Monday, May 20, 2013 7:42
Two sessions at MIT’s Media in Transition 8 conference at the beginning of May focused on the Spreadable Media project. First, Spreadable Media contributor Chris Weaver moderated a discussion with Spreadable Media co-author Sam Ford; fellow contributors Whitney Phillips and Kevin Driscoll; and Harvard University’s Jonathan Zittrain and Microsoft NERD’s Kate Miltner, on “The Dark Side of Spreadability.” The discussion covered issues from disruption of people’s sense of privacy as content crosses from the private to the public domain. No video of the session exists, but thanks to Giovanni Boccia Artieri for a comprehensive Storify of the Twitter action from the session.
Meanwhile, Sam Ford also moderated a session, focused on “Transnational Dimensions of Spreadable Media,” with co-author Henry Jenkins and project contributors Nancy Baym, Ethan Zuckerman, and Aswin Punathambekar, discussing lessons from case studies ranging from Ghanan responses to “Gangnam Style” and participatory culture in digital India to emerging international business models for independent musical artists and the growing transmedia storytelling industry in Brazil. See a great recap from MIT Center for Civic Media’s Erhardt Graeff.
For a more comprehensive round-up of the conference, see
these thoughts from Fiona McQuarrie.
Wednesday, May 1, 2013 10:42
- VICE documentary Lil Bub & Friendz recently won Best Feature Film (online) at the Tribeca Film Festival. The documentary features co-author Sam Ford, commenting on the popularity of cats online. See mentions of Sam’s role in the film at Indiewire and WSJ Speakeasy.
- Co-author Henry Jenkins recently spoke with screenwriter, songwriter, and media thinker Terrence McNally on KPFK/WBAI’s Free Forum.
- In his post a few weeks ago about co-author Sam Ford’s appearance on Marketing Profs’ Marketing Smarts podcast, Matthew Grant, the program’s host, asks, “Should Business Books Make You Think?” Grant distinguishes categories of business books: “how to,” “how to better do things,” and “reconceptualization,” for instance.
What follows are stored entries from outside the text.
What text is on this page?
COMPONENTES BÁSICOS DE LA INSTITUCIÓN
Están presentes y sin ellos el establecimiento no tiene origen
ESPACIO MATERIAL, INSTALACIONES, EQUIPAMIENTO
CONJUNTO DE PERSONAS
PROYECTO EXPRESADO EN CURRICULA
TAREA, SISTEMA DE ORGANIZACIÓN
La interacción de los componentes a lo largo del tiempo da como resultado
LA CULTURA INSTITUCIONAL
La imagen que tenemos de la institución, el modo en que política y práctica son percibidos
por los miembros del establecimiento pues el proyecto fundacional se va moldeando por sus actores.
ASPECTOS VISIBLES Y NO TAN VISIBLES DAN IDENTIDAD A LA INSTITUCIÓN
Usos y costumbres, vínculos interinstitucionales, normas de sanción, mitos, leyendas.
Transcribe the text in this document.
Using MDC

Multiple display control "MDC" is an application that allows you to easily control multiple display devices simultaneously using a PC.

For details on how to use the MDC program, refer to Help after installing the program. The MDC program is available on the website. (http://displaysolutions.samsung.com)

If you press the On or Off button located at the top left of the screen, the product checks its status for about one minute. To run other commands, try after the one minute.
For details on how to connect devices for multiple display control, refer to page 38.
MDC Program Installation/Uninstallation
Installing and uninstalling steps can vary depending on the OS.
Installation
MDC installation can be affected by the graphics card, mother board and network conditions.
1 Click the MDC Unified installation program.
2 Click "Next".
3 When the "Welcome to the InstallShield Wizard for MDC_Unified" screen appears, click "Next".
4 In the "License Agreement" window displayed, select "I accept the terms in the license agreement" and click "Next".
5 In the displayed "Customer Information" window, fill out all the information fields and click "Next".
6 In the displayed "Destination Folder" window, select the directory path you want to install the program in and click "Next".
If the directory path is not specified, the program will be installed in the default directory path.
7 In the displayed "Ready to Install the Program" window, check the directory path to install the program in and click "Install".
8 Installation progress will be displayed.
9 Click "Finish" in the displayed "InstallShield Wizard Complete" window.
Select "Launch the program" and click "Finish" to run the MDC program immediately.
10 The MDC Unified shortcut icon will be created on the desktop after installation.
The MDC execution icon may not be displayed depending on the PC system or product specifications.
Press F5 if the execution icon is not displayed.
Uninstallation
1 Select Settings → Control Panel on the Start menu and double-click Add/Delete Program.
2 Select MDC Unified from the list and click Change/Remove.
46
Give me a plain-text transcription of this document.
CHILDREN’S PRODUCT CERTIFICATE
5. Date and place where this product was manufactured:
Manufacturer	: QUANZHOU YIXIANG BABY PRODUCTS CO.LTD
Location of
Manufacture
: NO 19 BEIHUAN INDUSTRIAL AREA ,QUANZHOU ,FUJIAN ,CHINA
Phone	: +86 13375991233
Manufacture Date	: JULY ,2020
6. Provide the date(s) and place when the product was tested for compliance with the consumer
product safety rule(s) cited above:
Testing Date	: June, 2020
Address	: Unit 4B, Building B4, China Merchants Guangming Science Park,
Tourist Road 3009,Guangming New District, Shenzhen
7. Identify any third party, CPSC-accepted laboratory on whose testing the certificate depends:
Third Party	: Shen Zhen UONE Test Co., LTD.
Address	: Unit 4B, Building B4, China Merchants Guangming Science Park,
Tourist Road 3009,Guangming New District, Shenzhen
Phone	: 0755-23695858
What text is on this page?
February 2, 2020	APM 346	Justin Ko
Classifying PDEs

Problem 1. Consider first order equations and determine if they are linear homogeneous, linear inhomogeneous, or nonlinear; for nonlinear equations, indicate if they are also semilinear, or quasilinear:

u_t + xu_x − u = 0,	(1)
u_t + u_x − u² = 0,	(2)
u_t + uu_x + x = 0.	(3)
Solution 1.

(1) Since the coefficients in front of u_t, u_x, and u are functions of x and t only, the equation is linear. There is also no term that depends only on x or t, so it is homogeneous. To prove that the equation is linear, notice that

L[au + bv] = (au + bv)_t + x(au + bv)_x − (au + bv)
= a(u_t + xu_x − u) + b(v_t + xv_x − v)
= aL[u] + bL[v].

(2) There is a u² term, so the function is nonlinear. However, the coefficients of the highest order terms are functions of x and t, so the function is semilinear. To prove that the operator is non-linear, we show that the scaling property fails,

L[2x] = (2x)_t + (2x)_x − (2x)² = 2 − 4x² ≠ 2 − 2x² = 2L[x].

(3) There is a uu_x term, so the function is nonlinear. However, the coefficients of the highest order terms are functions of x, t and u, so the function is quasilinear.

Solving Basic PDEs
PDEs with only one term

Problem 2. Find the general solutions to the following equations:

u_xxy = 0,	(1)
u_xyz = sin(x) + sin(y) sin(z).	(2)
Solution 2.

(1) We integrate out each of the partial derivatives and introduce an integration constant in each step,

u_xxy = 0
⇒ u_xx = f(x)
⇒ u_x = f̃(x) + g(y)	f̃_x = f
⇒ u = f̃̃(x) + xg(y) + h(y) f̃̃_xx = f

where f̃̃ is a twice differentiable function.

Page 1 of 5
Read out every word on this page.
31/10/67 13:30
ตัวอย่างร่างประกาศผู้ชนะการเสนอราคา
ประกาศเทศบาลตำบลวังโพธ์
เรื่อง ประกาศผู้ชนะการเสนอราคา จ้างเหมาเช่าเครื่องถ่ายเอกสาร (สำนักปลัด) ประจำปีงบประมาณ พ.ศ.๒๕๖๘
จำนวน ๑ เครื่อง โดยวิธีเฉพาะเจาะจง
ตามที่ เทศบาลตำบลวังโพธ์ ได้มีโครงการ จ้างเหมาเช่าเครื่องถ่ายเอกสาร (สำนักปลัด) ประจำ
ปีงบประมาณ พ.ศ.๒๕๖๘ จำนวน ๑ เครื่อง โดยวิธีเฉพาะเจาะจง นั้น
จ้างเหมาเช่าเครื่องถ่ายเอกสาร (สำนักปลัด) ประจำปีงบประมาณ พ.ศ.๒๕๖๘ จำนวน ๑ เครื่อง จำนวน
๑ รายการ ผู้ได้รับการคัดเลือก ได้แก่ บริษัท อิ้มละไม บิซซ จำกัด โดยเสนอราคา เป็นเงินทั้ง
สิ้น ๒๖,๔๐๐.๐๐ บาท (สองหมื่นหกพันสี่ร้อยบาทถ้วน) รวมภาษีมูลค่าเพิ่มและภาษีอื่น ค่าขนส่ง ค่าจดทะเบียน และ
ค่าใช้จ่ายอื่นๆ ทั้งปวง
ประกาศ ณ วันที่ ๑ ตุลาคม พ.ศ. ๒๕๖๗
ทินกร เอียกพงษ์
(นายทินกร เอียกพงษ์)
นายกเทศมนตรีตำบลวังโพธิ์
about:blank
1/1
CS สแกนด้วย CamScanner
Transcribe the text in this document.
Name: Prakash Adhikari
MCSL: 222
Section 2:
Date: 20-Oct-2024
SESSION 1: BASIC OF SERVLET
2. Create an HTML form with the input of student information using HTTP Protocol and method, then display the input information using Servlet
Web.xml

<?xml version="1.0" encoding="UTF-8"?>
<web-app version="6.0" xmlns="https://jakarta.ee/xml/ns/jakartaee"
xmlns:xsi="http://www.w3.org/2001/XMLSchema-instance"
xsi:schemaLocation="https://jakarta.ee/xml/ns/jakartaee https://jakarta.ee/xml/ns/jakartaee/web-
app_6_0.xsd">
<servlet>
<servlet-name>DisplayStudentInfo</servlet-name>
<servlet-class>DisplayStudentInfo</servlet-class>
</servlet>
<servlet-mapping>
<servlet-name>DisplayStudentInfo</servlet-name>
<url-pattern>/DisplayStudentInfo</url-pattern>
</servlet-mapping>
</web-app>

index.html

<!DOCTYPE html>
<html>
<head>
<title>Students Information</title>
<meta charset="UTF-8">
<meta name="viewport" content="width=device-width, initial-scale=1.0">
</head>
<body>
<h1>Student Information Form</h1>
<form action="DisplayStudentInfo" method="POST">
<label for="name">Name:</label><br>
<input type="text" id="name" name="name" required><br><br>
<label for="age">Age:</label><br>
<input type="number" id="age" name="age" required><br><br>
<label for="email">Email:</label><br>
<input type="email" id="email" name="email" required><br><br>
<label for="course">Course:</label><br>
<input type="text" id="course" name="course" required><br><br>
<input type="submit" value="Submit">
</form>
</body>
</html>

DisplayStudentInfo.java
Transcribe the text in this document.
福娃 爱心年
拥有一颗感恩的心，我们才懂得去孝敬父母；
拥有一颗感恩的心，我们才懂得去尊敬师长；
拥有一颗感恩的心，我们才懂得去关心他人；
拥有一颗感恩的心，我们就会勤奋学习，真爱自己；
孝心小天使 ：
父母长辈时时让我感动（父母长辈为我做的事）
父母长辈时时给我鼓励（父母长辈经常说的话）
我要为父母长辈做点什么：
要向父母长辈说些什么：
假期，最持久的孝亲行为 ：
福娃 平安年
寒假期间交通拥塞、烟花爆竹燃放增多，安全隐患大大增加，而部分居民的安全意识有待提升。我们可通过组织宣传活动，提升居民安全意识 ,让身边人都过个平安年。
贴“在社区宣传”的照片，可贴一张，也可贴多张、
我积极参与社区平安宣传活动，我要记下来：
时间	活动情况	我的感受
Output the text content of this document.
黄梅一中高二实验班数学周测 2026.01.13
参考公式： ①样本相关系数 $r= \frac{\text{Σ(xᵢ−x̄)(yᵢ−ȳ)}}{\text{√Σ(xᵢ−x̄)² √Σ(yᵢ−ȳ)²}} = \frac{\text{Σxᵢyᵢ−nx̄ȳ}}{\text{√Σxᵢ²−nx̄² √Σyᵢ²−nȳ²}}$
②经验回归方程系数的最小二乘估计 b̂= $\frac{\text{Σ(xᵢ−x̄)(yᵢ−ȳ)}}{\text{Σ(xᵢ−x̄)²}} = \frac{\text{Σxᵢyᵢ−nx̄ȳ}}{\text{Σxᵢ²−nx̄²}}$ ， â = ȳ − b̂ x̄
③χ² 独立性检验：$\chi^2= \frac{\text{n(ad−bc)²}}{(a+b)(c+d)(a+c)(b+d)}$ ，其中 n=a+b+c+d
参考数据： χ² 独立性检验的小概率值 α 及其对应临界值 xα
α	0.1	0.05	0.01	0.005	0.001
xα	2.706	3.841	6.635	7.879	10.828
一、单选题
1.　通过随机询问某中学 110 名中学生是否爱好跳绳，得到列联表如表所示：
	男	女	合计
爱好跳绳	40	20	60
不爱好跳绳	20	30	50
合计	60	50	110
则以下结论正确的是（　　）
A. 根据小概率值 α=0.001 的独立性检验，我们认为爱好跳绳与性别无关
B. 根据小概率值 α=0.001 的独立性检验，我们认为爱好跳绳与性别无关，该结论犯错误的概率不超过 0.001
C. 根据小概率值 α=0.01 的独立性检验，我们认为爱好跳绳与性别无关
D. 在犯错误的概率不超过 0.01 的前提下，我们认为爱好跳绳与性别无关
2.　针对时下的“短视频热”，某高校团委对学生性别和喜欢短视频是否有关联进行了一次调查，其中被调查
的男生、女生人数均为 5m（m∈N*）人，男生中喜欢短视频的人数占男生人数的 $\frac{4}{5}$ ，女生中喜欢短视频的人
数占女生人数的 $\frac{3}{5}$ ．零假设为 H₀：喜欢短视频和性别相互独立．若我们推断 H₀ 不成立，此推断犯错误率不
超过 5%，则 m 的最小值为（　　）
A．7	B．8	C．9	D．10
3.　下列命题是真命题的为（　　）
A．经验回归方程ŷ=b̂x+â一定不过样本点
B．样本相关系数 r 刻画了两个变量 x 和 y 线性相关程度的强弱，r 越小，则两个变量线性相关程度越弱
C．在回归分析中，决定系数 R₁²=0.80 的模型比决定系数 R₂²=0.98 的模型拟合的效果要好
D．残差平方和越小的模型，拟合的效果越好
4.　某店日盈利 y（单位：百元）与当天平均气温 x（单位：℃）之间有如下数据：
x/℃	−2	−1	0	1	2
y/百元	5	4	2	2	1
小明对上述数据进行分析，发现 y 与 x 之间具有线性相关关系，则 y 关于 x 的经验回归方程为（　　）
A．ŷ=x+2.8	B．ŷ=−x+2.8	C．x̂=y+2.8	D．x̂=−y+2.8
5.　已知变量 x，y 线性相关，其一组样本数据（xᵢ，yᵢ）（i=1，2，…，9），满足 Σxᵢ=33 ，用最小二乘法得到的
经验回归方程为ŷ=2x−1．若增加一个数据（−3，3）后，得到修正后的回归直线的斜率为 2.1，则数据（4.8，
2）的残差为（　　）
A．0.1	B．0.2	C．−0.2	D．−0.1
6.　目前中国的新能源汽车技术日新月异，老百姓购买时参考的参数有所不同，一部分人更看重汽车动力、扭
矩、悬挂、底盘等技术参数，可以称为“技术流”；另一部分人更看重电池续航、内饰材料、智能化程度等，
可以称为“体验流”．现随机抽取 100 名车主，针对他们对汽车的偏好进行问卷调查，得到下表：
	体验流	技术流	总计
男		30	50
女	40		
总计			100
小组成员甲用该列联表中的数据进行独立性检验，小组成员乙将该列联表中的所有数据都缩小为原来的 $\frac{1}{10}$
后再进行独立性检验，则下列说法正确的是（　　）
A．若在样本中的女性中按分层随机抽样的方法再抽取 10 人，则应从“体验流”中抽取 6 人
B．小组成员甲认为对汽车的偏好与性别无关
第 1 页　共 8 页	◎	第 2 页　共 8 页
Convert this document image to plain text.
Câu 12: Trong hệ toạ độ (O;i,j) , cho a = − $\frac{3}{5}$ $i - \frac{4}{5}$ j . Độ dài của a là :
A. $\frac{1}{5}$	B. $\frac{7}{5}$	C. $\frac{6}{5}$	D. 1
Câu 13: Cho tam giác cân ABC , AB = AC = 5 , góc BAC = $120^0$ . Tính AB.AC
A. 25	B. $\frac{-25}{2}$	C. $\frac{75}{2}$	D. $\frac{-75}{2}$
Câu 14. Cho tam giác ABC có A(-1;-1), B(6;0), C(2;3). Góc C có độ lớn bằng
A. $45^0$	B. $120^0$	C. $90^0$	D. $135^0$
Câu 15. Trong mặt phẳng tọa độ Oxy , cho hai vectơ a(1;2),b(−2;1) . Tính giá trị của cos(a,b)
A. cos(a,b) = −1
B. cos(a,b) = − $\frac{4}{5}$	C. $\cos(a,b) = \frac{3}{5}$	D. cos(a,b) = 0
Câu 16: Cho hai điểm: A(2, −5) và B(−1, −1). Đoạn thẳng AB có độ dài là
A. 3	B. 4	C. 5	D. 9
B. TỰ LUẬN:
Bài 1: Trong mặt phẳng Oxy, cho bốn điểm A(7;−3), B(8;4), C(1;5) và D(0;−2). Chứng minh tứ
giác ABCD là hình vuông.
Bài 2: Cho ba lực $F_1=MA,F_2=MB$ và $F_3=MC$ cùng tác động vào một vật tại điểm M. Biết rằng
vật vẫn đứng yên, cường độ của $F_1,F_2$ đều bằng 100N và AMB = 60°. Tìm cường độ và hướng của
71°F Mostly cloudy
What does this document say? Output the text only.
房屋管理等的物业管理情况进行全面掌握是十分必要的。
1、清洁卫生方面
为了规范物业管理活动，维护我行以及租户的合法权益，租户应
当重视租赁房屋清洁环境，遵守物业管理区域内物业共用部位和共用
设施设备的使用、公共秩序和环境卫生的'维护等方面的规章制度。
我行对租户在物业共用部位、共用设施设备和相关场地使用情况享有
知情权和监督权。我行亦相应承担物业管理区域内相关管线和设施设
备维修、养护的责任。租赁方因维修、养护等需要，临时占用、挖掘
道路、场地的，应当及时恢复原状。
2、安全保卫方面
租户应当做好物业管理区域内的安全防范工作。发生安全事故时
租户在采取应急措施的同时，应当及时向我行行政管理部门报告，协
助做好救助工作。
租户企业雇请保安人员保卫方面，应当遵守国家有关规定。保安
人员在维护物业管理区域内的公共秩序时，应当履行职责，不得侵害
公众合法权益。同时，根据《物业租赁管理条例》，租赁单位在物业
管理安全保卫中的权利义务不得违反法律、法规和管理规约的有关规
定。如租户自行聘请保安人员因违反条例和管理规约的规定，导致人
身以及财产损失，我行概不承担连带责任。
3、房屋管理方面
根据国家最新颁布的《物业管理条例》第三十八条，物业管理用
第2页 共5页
But Spreadable Media is the type of business book that “makes you think.” Writes Grant, “Rather then tell you to do something, the book invites you to question what you are doing and, as a result of that questioning, consider what you might do instead. In other words, it doesn’t tell you to do, it asks you to think.”
- Henry was also recently a guest on J.C. Hutchins’ Storyforward podcast, talking about, among other subjects, Spreadable Media.
- Marta Boni provides a thorough review of Spreadable Media in French at Culture Visuelle.
- Rachel Hoover writes, in a review of Spreadable Media for Library Journal, that the book is “a timely and accurate account of the current state of media in our networked culture.”
- Co-authors Henry Jenkins and Sam Ford were recently guests on Lisa Loving’s Wednesday Talk Radio at KBOO in Portland, Oregon, to talk about various implications of Spreadable Media for community activism and citizens in general.
- Henry also recently published a piece at Transmedia Coalition, entitled “Six Reasons Why Transmedia Producers Should Read Spreadable Media.
- Sheron Neves recommends the book to Portuguese-language readers, at Meditations in an Emergency. The press is hard at work on a translated version!
- Ethnography Matters connected Spreadable Media with An Xiao Mina’s presentation at the Microsoft Social Computing Symposium about what Ugandans choose to pass along via online communication.
- Brian Lemond of Brooklyn United listed the Spreadable Media session at this year’s South by Southwest as one of the top five SXSW highlights. Elsewhere, Jon Woods at GroundFloorMedia also lists the authors’ SXSW session as a conference highlight, in response to a recent Fast Company piece from co-author Sam Ford.
- Among the top recommendations from this year’s South by Southwest conference from the American Library Association’s dh+lib blog was Spreadable Media co-authors Henry Jenkins’ and Sam Ford’s Ideadrop House session for librarians.
- Also, librarian Marc Compton wrapped up his series analyzing the implications of Spreadable Media for librarians at the end of March. See Part 6 and Part 7.
- Gardner Campbell writes in a recent EDUCAUSE interview about the implications of “bring your own device” trends in higher education on the concept of “spreadable learning,” evoking Spreadable Media.
- Spreadable Media has also been the subject of some discussions about the ebook market. NYU Press’ business manager, Tom Helleberg, joins Len Edgerly at The Kindle Chronicles, and the conversation turns both to concepts from Spreadable Media, as well as the press’ approach to the actual book itself. Also, a German podcast discusses the pricing of ebooks in the U.S. versus Germany, using Spreadable Media as an example.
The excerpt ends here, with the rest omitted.